80 Prozent der Pflegebedürftigen werden von ihren Angehörigen gepflegt – auch im Kreis Freudenstadt. Foto: Jens Kalaene/dpa

Es braucht bessere Ideen bei der Altenpflege – darüber ist sich der Kreistag einig. Ein neuer Beschluss soll Abhilfe schaffen. Auch das Thema Gewalt wird thematisiert.

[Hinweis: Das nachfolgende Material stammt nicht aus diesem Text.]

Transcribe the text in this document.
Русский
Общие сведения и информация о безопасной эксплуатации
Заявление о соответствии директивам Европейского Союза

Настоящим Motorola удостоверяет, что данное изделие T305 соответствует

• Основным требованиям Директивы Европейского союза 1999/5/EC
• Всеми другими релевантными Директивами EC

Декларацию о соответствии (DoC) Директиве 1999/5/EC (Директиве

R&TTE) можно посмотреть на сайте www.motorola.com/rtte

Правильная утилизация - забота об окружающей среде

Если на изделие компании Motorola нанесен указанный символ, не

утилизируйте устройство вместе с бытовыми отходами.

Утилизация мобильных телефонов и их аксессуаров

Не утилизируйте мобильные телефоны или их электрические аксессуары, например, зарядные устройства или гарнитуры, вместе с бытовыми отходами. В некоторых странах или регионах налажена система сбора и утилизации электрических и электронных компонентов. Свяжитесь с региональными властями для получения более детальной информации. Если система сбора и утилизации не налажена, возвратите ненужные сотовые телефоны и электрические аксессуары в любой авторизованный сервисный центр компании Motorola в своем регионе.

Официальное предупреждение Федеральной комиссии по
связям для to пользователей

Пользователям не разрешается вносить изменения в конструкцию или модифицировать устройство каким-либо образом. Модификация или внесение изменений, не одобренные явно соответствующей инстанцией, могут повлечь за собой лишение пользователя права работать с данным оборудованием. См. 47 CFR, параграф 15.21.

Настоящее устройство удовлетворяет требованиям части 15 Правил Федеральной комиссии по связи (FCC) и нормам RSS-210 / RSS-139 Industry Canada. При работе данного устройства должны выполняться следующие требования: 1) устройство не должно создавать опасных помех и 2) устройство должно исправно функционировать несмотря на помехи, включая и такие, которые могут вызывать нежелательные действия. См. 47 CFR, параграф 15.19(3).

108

Sozialplaner Hendrik Jacobi hatte den Plan erarbeitet und bereits im zuständigen Verwaltungs- und Sozialausschuss eine Woche zuvor ausführlich vorgestellt.

 

Im Kreistag ging es deshalb nur um die finale Beschlussfassung. Ausgangspunkt für den Pflegeplan ist die immer ältere Gesellschaft mit steigendem – deshalb auch immer teurerem – Pflegebedarf.

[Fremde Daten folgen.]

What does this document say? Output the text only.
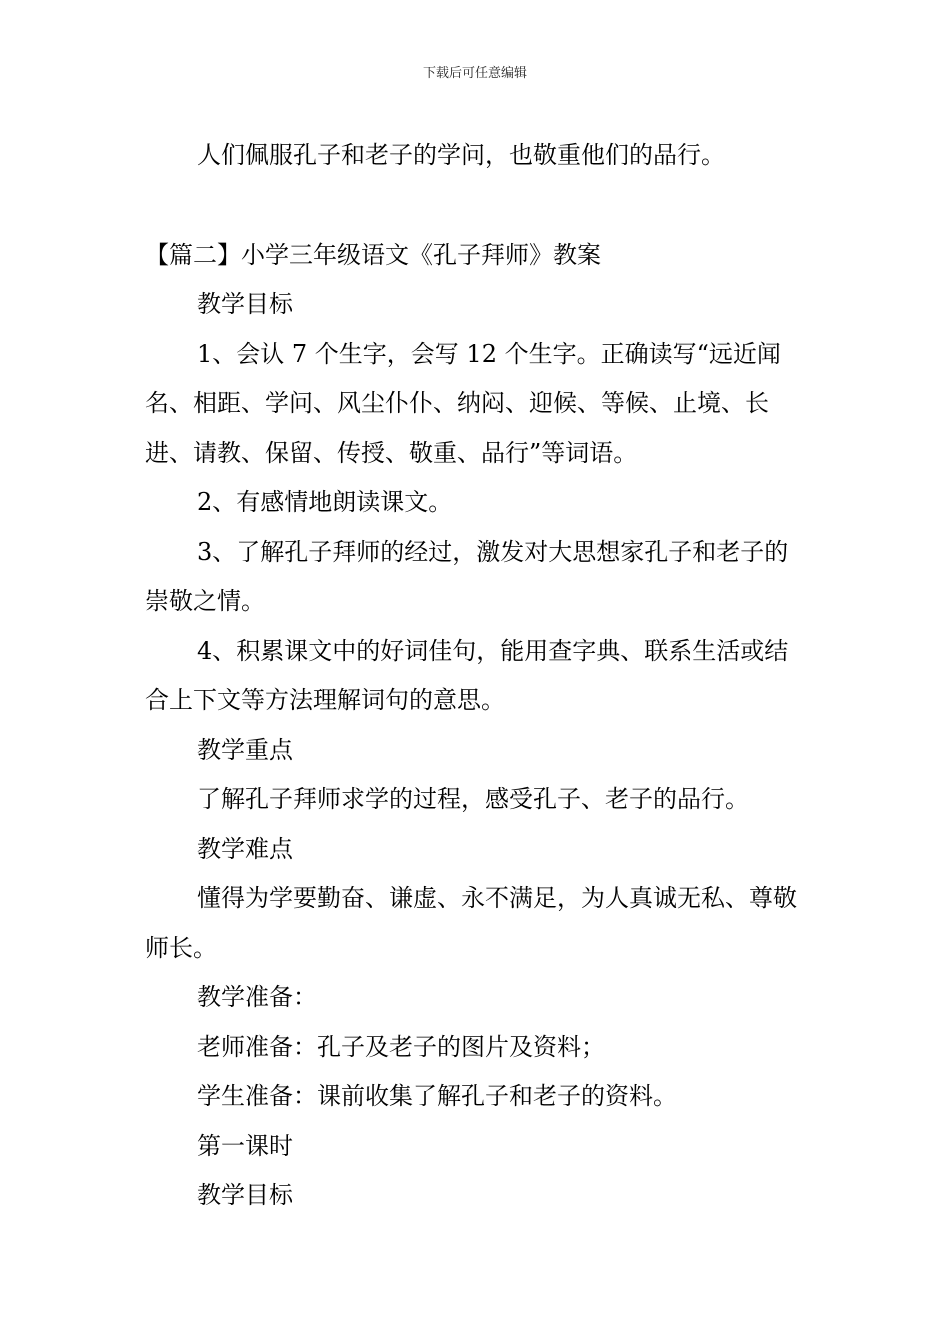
下载后可任意编辑

人们佩服孔子和老子的学问，也敬重他们的品行。

【篇二】小学三年级语文《孔子拜师》教案

教学目标

1、会认 7 个生字，会写 12 个生字。正确读写“远近闻名、相距、学问、风尘仆仆、纳闷、迎候、等候、止境、长进、请教、保留、传授、敬重、品行”等词语。

2、有感情地朗读课文。

3、了解孔子拜师的经过，激发对大思想家孔子和老子的崇敬之情。

4、积累课文中的好词佳句，能用查字典、联系生活或结合上下文等方法理解词句的意思。

教学重点

了解孔子拜师求学的过程，感受孔子、老子的品行。

教学难点

懂得为学要勤奋、谦虚、永不满足，为人真诚无私、尊敬师长。

教学准备：

老师准备：孔子及老子的图片及资料；

学生准备：课前收集了解孔子和老子的资料。

第一课时

教学目标
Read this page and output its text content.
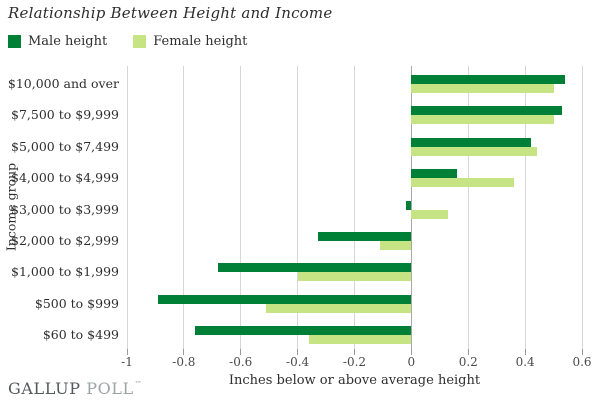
Relationship Between Height and Income
Male height	Female height
Income group
-1	-0.8	-0.6	-0.4	-0.2	0	0.2	0.4	0.6
Inches below or above average height
GALLUP POLL™
$10,000 and over
$7,500 to $9,999
$5,000 to $7,499
$4,000 to $4,999
$3,000 to $3,999
$2,000 to $2,999
$1,000 to $1,999
$500 to $999
$60 to $499
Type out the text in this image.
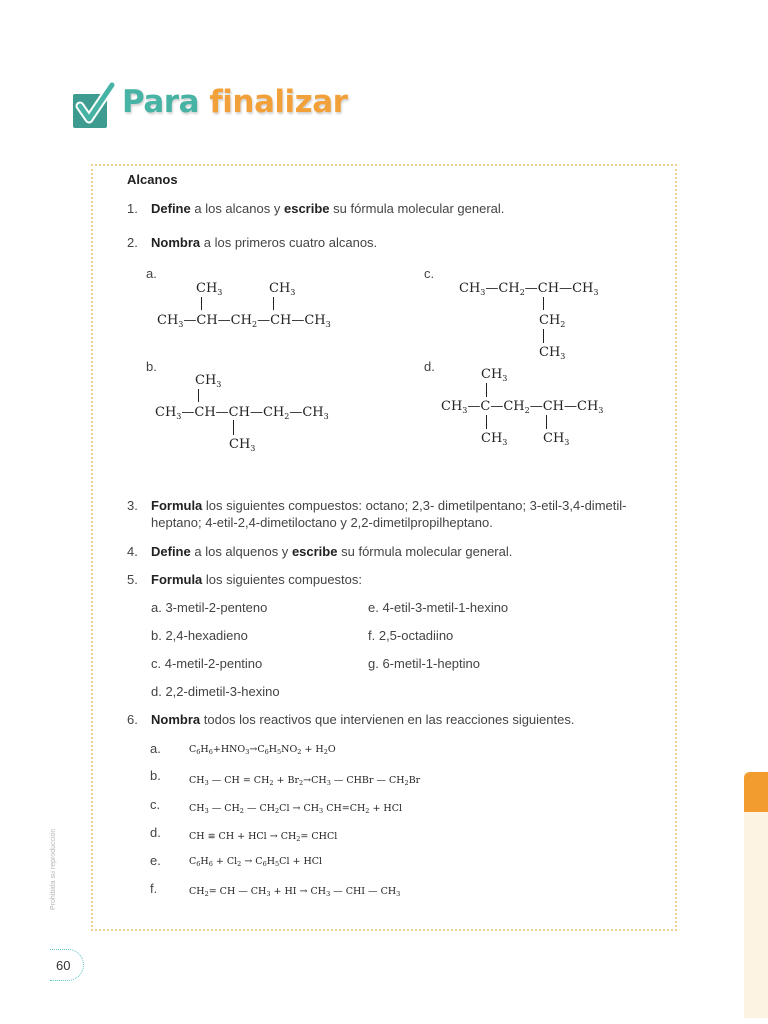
Para finalizar
Alcanos
1. Define a los alcanos y escribe su fórmula molecular general.
2. Nombra a los primeros cuatro alcanos.
a.
b.
c.
d.
$CH_3$	$CH_3$
$CH_3—CH—CH_2—CH—CH_3$
$CH_3$
$CH_3—CH—CH—CH_2—CH_3$
$CH_3$
$CH_3—CH_2—CH—CH_3$
$CH_2$
$CH_3$
$CH_3$
$CH_3—C—CH_2—CH—CH_3$
$CH_3$	$CH_3$
3. Formula los siguientes compuestos: octano; 2,3- dimetilpentano; 3-etil-3,4-dimetil-
heptano; 4-etil-2,4-dimetiloctano y 2,2-dimetilpropilheptano.
4. Define a los alquenos y escribe su fórmula molecular general.
5. Formula los siguientes compuestos:
a. 3-metil-2-penteno
b. 2,4-hexadieno
c. 4-metil-2-pentino
d. 2,2-dimetil-3-hexino
e. 4-etil-3-metil-1-hexino
f. 2,5-octadiino
g. 6-metil-1-heptino
6. Nombra todos los reactivos que intervienen en las reacciones siguientes.
a.
b.
c.
d.
e.
f.
$C_6H_6+HNO_3\to C_6H_5NO_2 + H_2O$
$CH_3$ — CH = $CH_2 + Br_2\to CH_3$ — CHBr — $CH_2Br$
$CH_3$ — $CH_2$ — $CH_2Cl \to CH_3$ $CH=CH_2$ + HCl
CH ≡ CH + HCl → $CH_2=$ CHCl
$C_6H_6 + Cl_2 \to C_6H_5Cl$ + HCl
$CH_2=$ CH — $CH_3$ + HI → $CH_3$ — CHI — $CH_3$
Prohibida su reproducción
60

Man dürfe nicht den Fehler machen, Pflege nur für sich zu betrachten, sagte Jacobi gleich vorab. Sie stehe immer in einem Kontext. Die Lebensbedingungen älterer Menschen und die besonderen Herausforderungen könne man deshalb auch nur gesamtgesellschaftlich lösen.

Zuwanderung gegen alternde Gesellschaft

Er informierte über die Historie des jetzt vorgestellten Plans und seine Entstehung, ebenso über die Zahlen und Fakten, die diesem zugrundeliegen. „Die Tatsache, dass unsere Gesellschaft noch nicht schrumpft und nicht in dem Maße altert, wie man das auf Basis der Zahlen erwarten würde, liegt nur an der Zuwanderung junger Menschen in unser System“, stellte er unmissverständlich klar.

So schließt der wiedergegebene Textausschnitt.